Cada vez que subo el tren al atardecer, soy remotamente consciente de
estar iniciando un viaja –supuesto- a los límites del tiempo.
Los <<límites del
tiempo>> por así decirlo, y el escalofrío que produce el tener esa vaga
consciencia indeterminada, seguramente vienen siempre inducidos (y escenificados)
por la luz.
La luz agónica y terminal sobre los campos y
sus dispersas construcciones es como el desgarro urgente de un grito ahogado
que va y viene en el horizonte que, en uno de sus puntos cardinales, va
engullendo, inexorable y lentamente, la luz extendida y anárquica por toda la
amplia bóveda del cielo visible.
Resulta difícil no
estremecerse, por enésima vez, ante un espectáculo tan rotundo; una visión de
contrastes tan violentos que sólo nos hablan, con el ánimo de su extrema
batalla perdida de antemano, de lo efímero y las horas heridas de muerte, allá
en el horizonte.
Resulta difícil no coger
–una vez más- la pluma, con urgencia y resignación.

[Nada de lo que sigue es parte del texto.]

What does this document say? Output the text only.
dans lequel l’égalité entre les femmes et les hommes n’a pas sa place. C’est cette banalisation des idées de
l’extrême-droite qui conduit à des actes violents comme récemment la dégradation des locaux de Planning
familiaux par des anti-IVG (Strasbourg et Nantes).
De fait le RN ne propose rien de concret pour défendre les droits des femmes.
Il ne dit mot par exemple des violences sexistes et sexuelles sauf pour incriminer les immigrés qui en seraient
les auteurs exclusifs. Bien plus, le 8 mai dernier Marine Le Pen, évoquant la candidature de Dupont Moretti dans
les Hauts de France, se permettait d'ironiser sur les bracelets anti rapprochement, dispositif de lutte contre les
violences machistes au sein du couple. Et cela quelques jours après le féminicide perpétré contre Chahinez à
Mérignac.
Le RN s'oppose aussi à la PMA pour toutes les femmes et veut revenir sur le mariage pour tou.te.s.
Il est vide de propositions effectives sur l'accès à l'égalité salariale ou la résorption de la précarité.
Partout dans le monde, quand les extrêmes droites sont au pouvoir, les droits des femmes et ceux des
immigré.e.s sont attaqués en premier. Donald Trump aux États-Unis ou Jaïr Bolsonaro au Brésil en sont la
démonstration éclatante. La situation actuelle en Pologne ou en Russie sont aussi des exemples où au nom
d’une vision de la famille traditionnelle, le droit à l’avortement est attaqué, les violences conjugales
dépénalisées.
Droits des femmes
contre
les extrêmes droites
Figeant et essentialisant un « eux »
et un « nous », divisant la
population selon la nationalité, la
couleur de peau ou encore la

Resulta difícil no ver el llanto de vaguadas,
sotos y valles cuando las azuladas
Si al menos, en estos
trenes abandonados paulatinamente por sus teóricos viajeros, en estos instantes
cuando las aves huyen en desbandada para no ser sorprendidas por las densas
sombras… si al menos, en ese instante de extrema y agonizante soledad
pudiéramos descubrir, al fondo del vagón, esos ojos de agua de una mirada
femenina… y comprensiva y, además bella (si puede ser...).
Esos ojos, sí, que
siempre nos contarán una historia sin palabras.